In the 2016/17 income year, ABC Co incurred tax losses of $150,000. In the 2017/18 income year, the company had a taxable income of $200,000. In preparing ABC Co’s 2017/18 income tax return, the company wishes to deduct part of the $150,000 of carrying forward losses against all of the taxable income.
In the 2017/18 income year, ABC Co also received franked dividends with $60,000 franking credits attached. The company income tax rate is 30%.
How would the franking offsets be treated?
Corporate tax entities are generally able to choose the amount of prior-year tax loss they wish to deduct in a later tax year (ITAA97, s. 36-17). Rules restricting the extent to which prior year losses can be deducted apply in certain circumstances:
• An entity cannot choose to deduct any prior year losses where there is an amount of excess franking offsets (i.e. unused franking credits) (s. 36-17(5)(a)).
• An entity cannot deduct a loss that will result in an excess franking offset (s. 36-17(5)(b)).

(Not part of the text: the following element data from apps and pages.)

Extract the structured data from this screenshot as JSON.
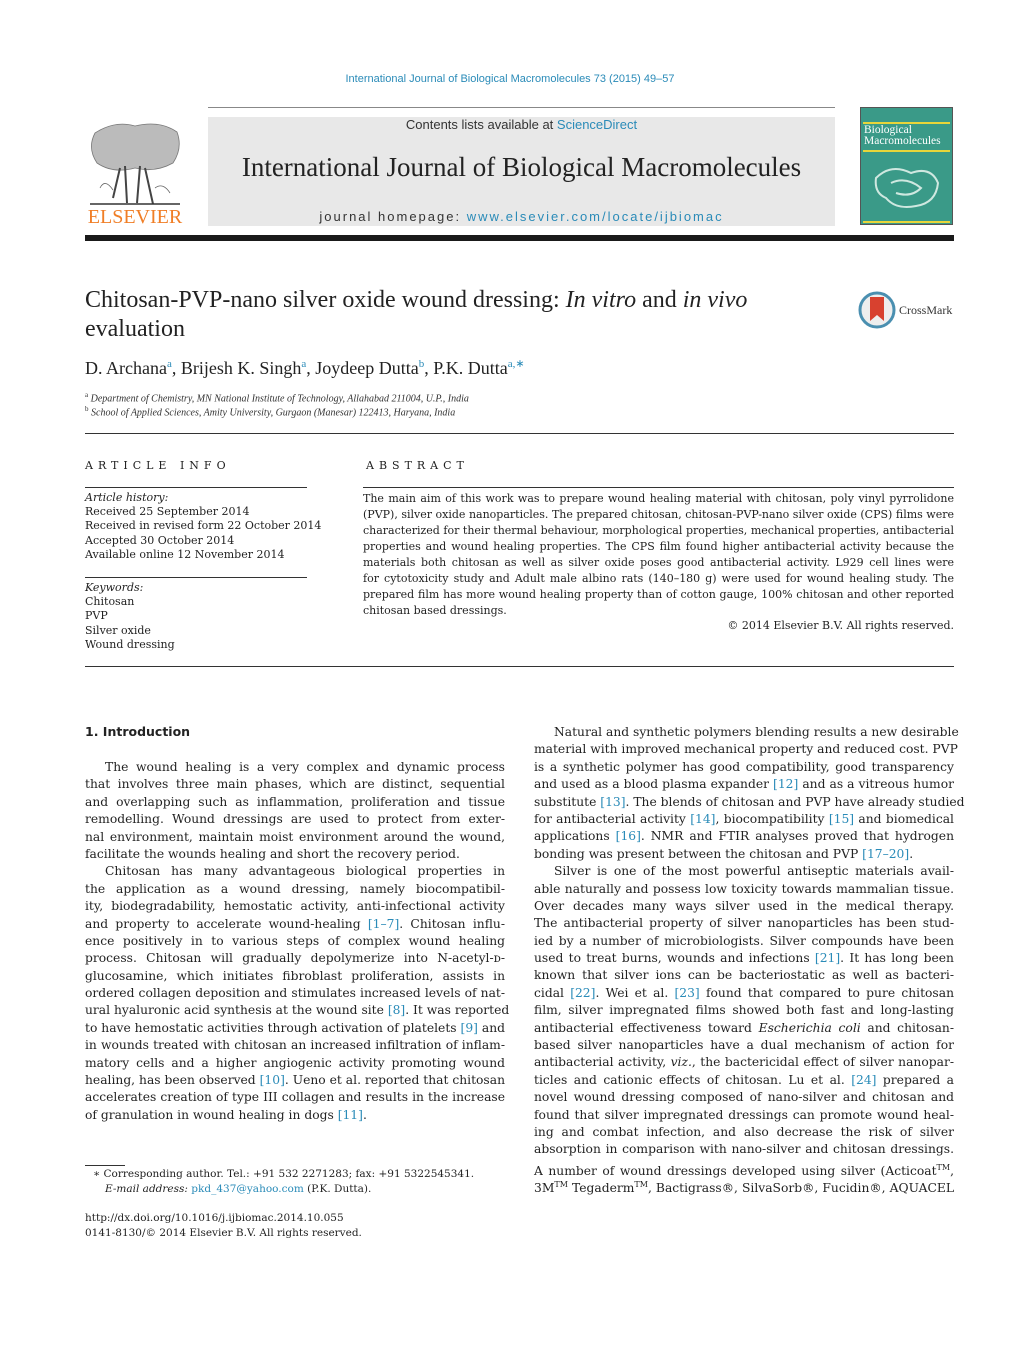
{
  "header": {
    "running_head": "International Journal of Biological Macromolecules 73 (2015) 49–57",
    "contents_prefix": "Contents lists available at ",
    "contents_link": "ScienceDirect",
    "journal_title": "International Journal of Biological Macromolecules",
    "homepage_prefix": "journal homepage: ",
    "homepage_link": "www.elsevier.com/locate/ijbiomac",
    "publisher_logo_text": "ELSEVIER",
    "cover_title_line1": "Biological",
    "cover_title_line2": "Macromolecules",
    "crossmark_label": "CrossMark",
    "colors": {
      "link": "#2a8bb8",
      "elsevier_orange": "#f07e26",
      "cover_teal": "#3a9a88",
      "masthead_gray": "#e8e8e8"
    }
  },
  "article": {
    "title_part1": "Chitosan-PVP-nano silver oxide wound dressing: ",
    "title_italic1": "In vitro",
    "title_part2": " and ",
    "title_italic2": "in vivo",
    "title_line2": "evaluation",
    "authors": [
      {
        "name": "D. Archana",
        "sup": "a"
      },
      {
        "name": "Brijesh K. Singh",
        "sup": "a"
      },
      {
        "name": "Joydeep Dutta",
        "sup": "b"
      },
      {
        "name": "P.K. Dutta",
        "sup": "a,∗"
      }
    ],
    "affiliations": [
      {
        "sup": "a",
        "text": "Department of Chemistry, MN National Institute of Technology, Allahabad 211004, U.P., India"
      },
      {
        "sup": "b",
        "text": "School of Applied Sciences, Amity University, Gurgaon (Manesar) 122413, Haryana, India"
      }
    ]
  },
  "article_info": {
    "heading": "ARTICLE INFO",
    "history_label": "Article history:",
    "history": [
      "Received 25 September 2014",
      "Received in revised form 22 October 2014",
      "Accepted 30 October 2014",
      "Available online 12 November 2014"
    ],
    "keywords_label": "Keywords:",
    "keywords": [
      "Chitosan",
      "PVP",
      "Silver oxide",
      "Wound dressing"
    ]
  },
  "abstract": {
    "heading": "ABSTRACT",
    "lines": [
      "The main aim of this work was to prepare wound healing material with chitosan, poly vinyl pyrrolidone",
      "(PVP), silver oxide nanoparticles. The prepared chitosan, chitosan-PVP-nano silver oxide (CPS) films were",
      "characterized for their thermal behaviour, morphological properties, mechanical properties, antibacterial",
      "properties and wound healing properties. The CPS film found higher antibacterial activity because the",
      "materials both chitosan as well as silver oxide poses good antibacterial activity. L929 cell lines were",
      "for cytotoxicity study and Adult male albino rats (140–180 g) were used for wound healing study. The",
      "prepared film has more wound healing property than of cotton gauge, 100% chitosan and other reported",
      "chitosan based dressings."
    ],
    "copyright": "© 2014 Elsevier B.V. All rights reserved."
  },
  "introduction": {
    "heading": "1.  Introduction",
    "left_lines": [
      {
        "t": "The wound healing is a very complex and dynamic process",
        "indent": true
      },
      {
        "t": "that involves three main phases, which are distinct, sequential"
      },
      {
        "t": "and overlapping such as inflammation, proliferation and tissue"
      },
      {
        "t": "remodelling. Wound dressings are used to protect from exter-"
      },
      {
        "t": "nal environment, maintain moist environment around the wound,"
      },
      {
        "t": "facilitate the wounds healing and short the recovery period.",
        "last": true
      },
      {
        "t": "Chitosan has many advantageous biological properties in",
        "indent": true
      },
      {
        "t": "the application as a wound dressing, namely biocompatibil-"
      },
      {
        "t": "ity, biodegradability, hemostatic activity, anti-infectional activity"
      },
      {
        "t": "and property to accelerate wound-healing ",
        "ref": "[1–7]",
        "after": ". Chitosan influ-"
      },
      {
        "t": "ence positively in to various steps of complex wound healing"
      },
      {
        "t": "process. Chitosan will gradually depolymerize into N-acetyl-ᴅ-"
      },
      {
        "t": "glucosamine, which initiates fibroblast proliferation, assists in"
      },
      {
        "t": "ordered collagen deposition and stimulates increased levels of nat-"
      },
      {
        "t": "ural hyaluronic acid synthesis at the wound site ",
        "ref": "[8]",
        "after": ". It was reported"
      },
      {
        "t": "to have hemostatic activities through activation of platelets ",
        "ref": "[9]",
        "after": " and"
      },
      {
        "t": "in wounds treated with chitosan an increased infiltration of inflam-"
      },
      {
        "t": "matory cells and a higher angiogenic activity promoting wound"
      },
      {
        "t": "healing, has been observed ",
        "ref": "[10]",
        "after": ". Ueno et al. reported that chitosan"
      },
      {
        "t": "accelerates creation of type III collagen and results in the increase"
      },
      {
        "t": "of granulation in wound healing in dogs ",
        "ref": "[11]",
        "after": ".",
        "last": true
      }
    ],
    "right_lines": [
      {
        "t": "Natural and synthetic polymers blending results a new desirable",
        "indent": true
      },
      {
        "t": "material with improved mechanical property and reduced cost. PVP"
      },
      {
        "t": "is a synthetic polymer has good compatibility, good transparency"
      },
      {
        "t": "and used as a blood plasma expander ",
        "ref": "[12]",
        "after": " and as a vitreous humor"
      },
      {
        "t": "substitute ",
        "ref": "[13]",
        "after": ". The blends of chitosan and PVP have already studied"
      },
      {
        "t": "for antibacterial activity ",
        "ref": "[14]",
        "after": ", biocompatibility ",
        "ref2": "[15]",
        "after2": " and biomedical"
      },
      {
        "t": "applications ",
        "ref": "[16]",
        "after": ". NMR and FTIR analyses proved that hydrogen"
      },
      {
        "t": "bonding was present between the chitosan and PVP ",
        "ref": "[17–20]",
        "after": ".",
        "last": true
      },
      {
        "t": "Silver is one of the most powerful antiseptic materials avail-",
        "indent": true
      },
      {
        "t": "able naturally and possess low toxicity towards mammalian tissue."
      },
      {
        "t": "Over decades many ways silver used in the medical therapy."
      },
      {
        "t": "The antibacterial property of silver nanoparticles has been stud-"
      },
      {
        "t": "ied by a number of microbiologists. Silver compounds have been"
      },
      {
        "t": "used to treat burns, wounds and infections ",
        "ref": "[21]",
        "after": ". It has long been"
      },
      {
        "t": "known that silver ions can be bacteriostatic as well as bacteri-"
      },
      {
        "t": "cidal ",
        "ref": "[22]",
        "after": ". Wei et al. ",
        "ref2": "[23]",
        "after2": " found that compared to pure chitosan"
      },
      {
        "t": "film, silver impregnated films showed both fast and long-lasting"
      },
      {
        "t": "antibacterial effectiveness toward ",
        "it": "Escherichia coli",
        "after": " and chitosan-"
      },
      {
        "t": "based silver nanoparticles have a dual mechanism of action for"
      },
      {
        "t": "antibacterial activity, ",
        "it": "viz.",
        "after": ", the bactericidal effect of silver nanopar-"
      },
      {
        "t": "ticles and cationic effects of chitosan. Lu et al. ",
        "ref": "[24]",
        "after": " prepared a"
      },
      {
        "t": "novel wound dressing composed of nano-silver and chitosan and"
      },
      {
        "t": "found that silver impregnated dressings can promote wound heal-"
      },
      {
        "t": "ing and combat infection, and also decrease the risk of silver"
      },
      {
        "t": "absorption in comparison with nano-silver and chitosan dressings."
      },
      {
        "t": "A number of wound dressings developed using silver (Acticoat",
        "sup": "TM",
        "after": ","
      },
      {
        "t": "3M",
        "sup": "TM",
        "after": " Tegaderm",
        "sup2": "TM",
        "after2": ", Bactigrass®, SilvaSorb®, Fucidin®, AQUACEL"
      }
    ]
  },
  "footnotes": {
    "corresponding": "∗  Corresponding author. Tel.: +91 532 2271283; fax: +91 5322545341.",
    "email_label": "E-mail address: ",
    "email": "pkd_437@yahoo.com",
    "email_after": " (P.K. Dutta).",
    "doi": "http://dx.doi.org/10.1016/j.ijbiomac.2014.10.055",
    "issn_copyright": "0141-8130/© 2014 Elsevier B.V. All rights reserved."
  }
}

These restrictions are designed to prevent companies from refreshing prior-year tax losses into current year tax losses, thereby making tests such as the COT easier to satisfy.
In this case, the gross company income tax payable = $200,000 * 30% = $60,000. If ABC Co applies the 2017 loss to reduce its 2018 taxable income, it would result in excess franking offsets. The company could not deduct any prior year losses.